Monday, February 16, 2015

Coalition Against Sexual and Domestic Violence Says '50 Shades of Grey' Permits Rape Culture

Posted By on Mon, Feb 16, 2015 at 4:47 PM

click to enlarge Fifty Shades of Grey is popular at the box office, but not so popular with the Idaho Coalition Against Sexual and Domestic Violence. - FIFTY SHADES OF GREY
  • Fifty Shades of Grey
  • Fifty Shades of Grey is popular at the box office, but not so popular with the Idaho Coalition Against Sexual and Domestic Violence.

Over the Valentine's Day weekend, Fifty Shades of Grey earned $81,670,400 at the box office, with a record-setting $30 million opening on Feb. 13, making it the highest-grossing Presidents Day weekend release of all time. It's the second-biggest February weekend opener ever after 2004's Passion of the Christ. 

Not everyone is so excited about the hot-and-heavy very R-rated storyline though. Kelly Miller is the executive director of the Idaho Coalition Against Sexual and Domestic Violence, and though she hasn't seen the movie yet, she's not happy with some of the messages it's propagating.

"There are elements of power, coercion and control," Miller said. "The movie celebrates female inequality, abuse of power and coercion."

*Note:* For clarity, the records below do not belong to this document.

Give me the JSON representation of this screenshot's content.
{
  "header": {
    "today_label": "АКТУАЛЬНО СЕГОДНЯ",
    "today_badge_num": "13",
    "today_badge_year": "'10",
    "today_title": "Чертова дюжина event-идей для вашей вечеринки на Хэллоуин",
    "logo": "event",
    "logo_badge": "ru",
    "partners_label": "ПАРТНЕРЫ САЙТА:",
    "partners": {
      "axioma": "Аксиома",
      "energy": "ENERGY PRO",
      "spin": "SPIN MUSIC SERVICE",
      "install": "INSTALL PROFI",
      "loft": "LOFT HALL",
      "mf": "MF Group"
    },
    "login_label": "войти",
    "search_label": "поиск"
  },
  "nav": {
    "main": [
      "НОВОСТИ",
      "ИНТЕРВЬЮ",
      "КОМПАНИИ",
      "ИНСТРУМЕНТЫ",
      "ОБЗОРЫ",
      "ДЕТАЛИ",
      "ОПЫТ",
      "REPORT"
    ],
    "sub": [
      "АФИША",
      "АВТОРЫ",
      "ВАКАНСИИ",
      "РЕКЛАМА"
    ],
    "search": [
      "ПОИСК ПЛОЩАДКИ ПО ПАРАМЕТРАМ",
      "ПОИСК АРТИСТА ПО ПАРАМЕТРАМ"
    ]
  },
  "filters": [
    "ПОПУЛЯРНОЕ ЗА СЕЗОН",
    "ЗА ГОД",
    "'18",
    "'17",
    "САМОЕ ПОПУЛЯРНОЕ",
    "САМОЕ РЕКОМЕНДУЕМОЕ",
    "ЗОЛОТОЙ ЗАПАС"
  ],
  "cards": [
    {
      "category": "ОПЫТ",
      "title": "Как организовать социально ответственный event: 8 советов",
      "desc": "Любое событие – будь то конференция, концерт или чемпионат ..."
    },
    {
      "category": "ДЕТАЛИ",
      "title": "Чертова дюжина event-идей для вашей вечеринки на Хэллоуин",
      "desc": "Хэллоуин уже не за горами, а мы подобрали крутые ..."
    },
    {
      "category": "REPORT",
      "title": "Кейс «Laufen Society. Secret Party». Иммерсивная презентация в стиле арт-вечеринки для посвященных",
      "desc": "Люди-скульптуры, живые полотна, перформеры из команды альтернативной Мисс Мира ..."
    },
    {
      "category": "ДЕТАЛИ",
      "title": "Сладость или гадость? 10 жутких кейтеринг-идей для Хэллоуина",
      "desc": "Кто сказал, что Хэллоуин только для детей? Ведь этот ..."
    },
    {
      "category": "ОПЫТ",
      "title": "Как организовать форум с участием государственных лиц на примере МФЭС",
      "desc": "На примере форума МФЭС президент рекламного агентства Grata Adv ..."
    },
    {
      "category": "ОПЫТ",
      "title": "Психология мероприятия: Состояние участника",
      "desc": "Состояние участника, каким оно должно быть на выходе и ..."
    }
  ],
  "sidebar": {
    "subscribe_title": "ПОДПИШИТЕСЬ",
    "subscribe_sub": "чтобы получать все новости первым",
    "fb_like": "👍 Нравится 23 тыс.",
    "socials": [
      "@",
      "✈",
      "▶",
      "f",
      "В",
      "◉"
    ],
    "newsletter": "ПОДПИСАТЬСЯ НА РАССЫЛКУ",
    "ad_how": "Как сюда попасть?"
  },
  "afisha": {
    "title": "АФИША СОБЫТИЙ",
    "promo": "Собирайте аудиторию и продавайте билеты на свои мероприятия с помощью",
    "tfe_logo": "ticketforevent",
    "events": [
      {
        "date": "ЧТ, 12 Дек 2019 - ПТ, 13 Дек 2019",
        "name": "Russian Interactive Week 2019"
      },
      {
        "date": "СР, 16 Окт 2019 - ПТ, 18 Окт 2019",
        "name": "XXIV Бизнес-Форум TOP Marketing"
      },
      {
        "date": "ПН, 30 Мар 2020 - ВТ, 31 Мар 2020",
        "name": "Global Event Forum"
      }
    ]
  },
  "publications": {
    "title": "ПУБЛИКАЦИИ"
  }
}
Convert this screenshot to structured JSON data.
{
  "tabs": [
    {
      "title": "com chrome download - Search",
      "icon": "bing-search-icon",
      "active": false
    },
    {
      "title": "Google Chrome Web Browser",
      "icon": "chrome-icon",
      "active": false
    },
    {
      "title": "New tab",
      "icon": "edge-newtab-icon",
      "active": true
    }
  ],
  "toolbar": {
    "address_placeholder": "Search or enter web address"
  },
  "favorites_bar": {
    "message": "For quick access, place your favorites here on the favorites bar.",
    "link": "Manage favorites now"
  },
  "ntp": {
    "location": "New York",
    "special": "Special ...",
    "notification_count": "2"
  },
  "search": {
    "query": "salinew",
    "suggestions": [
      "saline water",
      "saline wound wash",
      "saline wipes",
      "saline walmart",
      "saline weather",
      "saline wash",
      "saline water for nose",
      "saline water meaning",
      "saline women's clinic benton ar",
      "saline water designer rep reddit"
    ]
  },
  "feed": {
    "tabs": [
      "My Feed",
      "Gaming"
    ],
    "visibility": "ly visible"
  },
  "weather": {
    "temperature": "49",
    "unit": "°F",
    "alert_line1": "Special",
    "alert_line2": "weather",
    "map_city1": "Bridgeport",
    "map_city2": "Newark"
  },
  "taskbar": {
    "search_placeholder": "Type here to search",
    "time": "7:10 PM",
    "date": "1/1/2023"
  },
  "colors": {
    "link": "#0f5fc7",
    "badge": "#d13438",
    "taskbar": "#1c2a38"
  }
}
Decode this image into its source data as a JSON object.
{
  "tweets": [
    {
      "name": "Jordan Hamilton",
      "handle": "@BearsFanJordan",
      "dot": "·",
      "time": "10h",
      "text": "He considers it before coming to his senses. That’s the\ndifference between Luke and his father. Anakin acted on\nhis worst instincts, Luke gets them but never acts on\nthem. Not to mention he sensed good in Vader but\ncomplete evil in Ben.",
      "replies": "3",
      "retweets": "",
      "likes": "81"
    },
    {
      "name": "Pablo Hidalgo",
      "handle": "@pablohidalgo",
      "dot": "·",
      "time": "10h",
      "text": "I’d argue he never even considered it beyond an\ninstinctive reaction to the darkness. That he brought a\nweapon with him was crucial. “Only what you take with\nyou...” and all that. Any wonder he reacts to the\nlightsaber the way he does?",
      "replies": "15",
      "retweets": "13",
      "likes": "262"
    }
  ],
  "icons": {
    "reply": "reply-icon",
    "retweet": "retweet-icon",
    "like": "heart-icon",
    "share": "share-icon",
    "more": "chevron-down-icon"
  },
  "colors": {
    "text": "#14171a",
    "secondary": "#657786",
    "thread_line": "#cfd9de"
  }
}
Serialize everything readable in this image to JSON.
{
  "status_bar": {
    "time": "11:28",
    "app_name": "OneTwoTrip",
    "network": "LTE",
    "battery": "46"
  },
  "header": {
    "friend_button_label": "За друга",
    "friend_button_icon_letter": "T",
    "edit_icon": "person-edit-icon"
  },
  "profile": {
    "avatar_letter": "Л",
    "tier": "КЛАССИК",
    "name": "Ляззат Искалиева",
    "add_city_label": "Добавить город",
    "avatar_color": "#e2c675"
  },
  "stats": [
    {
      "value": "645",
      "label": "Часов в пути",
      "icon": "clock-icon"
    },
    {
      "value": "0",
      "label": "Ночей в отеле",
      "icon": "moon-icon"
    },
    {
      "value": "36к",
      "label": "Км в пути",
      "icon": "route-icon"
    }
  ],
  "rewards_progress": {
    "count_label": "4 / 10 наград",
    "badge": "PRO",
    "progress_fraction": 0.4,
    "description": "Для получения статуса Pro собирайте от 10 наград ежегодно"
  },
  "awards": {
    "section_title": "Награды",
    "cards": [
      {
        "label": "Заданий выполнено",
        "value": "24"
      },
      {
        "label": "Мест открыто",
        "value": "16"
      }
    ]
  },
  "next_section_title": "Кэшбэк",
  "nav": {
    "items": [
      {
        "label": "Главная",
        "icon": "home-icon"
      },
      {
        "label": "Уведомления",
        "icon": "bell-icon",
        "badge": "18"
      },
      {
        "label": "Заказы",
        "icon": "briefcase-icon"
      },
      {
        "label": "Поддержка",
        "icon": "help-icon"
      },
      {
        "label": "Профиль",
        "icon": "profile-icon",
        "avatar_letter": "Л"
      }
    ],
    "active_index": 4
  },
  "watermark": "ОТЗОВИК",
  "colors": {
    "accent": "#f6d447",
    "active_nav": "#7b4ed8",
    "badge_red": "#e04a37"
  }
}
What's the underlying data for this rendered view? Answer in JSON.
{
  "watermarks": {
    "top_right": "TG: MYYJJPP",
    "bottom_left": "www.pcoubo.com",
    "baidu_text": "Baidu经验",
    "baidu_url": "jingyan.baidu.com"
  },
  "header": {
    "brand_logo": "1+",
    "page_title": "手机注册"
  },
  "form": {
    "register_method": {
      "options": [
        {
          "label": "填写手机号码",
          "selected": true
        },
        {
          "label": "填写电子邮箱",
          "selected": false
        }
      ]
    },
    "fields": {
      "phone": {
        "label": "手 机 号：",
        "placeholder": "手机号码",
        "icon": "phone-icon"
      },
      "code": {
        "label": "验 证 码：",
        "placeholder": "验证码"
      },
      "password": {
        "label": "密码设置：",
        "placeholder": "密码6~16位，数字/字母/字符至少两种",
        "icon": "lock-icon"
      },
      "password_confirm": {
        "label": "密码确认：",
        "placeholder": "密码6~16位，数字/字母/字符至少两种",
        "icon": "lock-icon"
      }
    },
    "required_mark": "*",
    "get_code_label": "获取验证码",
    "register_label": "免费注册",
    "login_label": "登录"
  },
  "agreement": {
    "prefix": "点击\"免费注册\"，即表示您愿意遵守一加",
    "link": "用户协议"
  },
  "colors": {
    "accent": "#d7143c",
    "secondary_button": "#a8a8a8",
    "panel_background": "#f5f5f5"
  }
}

Miller said a lot of that comes from the age and power discrepancies between the main characters, Christian Grey (played by Jamie Dornan) and Anastasia Steele (Dakota Johnson). Steele is a recent college graduate, while Grey is a billionaire and in a position of power in his job. 

Miller said the struggle for power and control is prevalent in other areas of the movie. She said the E.L. James novel has elements of humiliation, battery, control and degradation.

"These are not things you would see in a healthy relationship," she said. "It also sends a message that this is what women really want, that saying 'no' really means saying 'yes.' That's permitting a rape culture."

She said that's a complicated message to send in a time of "rape culture" on university campuses. It's an especially prevalent topic as author Jon Krakauer prepares to release Missoula: Rape and the Justice System in a College Town April 21, which explores the U.S. Justice Department's investigation of more than 80 rapes reported on the campus of the University of Montana in Missoula over the span of three years.

Miller said consent isn't black and white, and bringing in age discrepancies and pressures found in Fifty Shades can cast powerful messages into society. Any time a movie, book, or video game objectifies women, it's a "step backwards for society," she said, and pointed out that what happens in Fifty Shades' plot is wildly different from a healthy sexual relationship in which two partners consent to exploring BDSM. 

A few lines from the book illustrate Miller's concerns. In one scene, Grey arranges for Steele to get a birth control shot. When she asks why, he responds, "because I hate condoms." When she tells him, "It's my body," he tells her, "It's mine, too."

Or another line from the book: "He's said such loving things today ... But how long will he want to do this without wanting to beat the crap out of me?"

Or the part where he tries to make her sign a contract of sexual submissiveness.

"Gender violence disproportionately effects girls and women," Miller said. "This doesn't happen in isolation, it happens because we have a culture for it and in the context of this movie, they are celebrating and legitimizing sexual violence. They're selling it as a Valentine's Day story."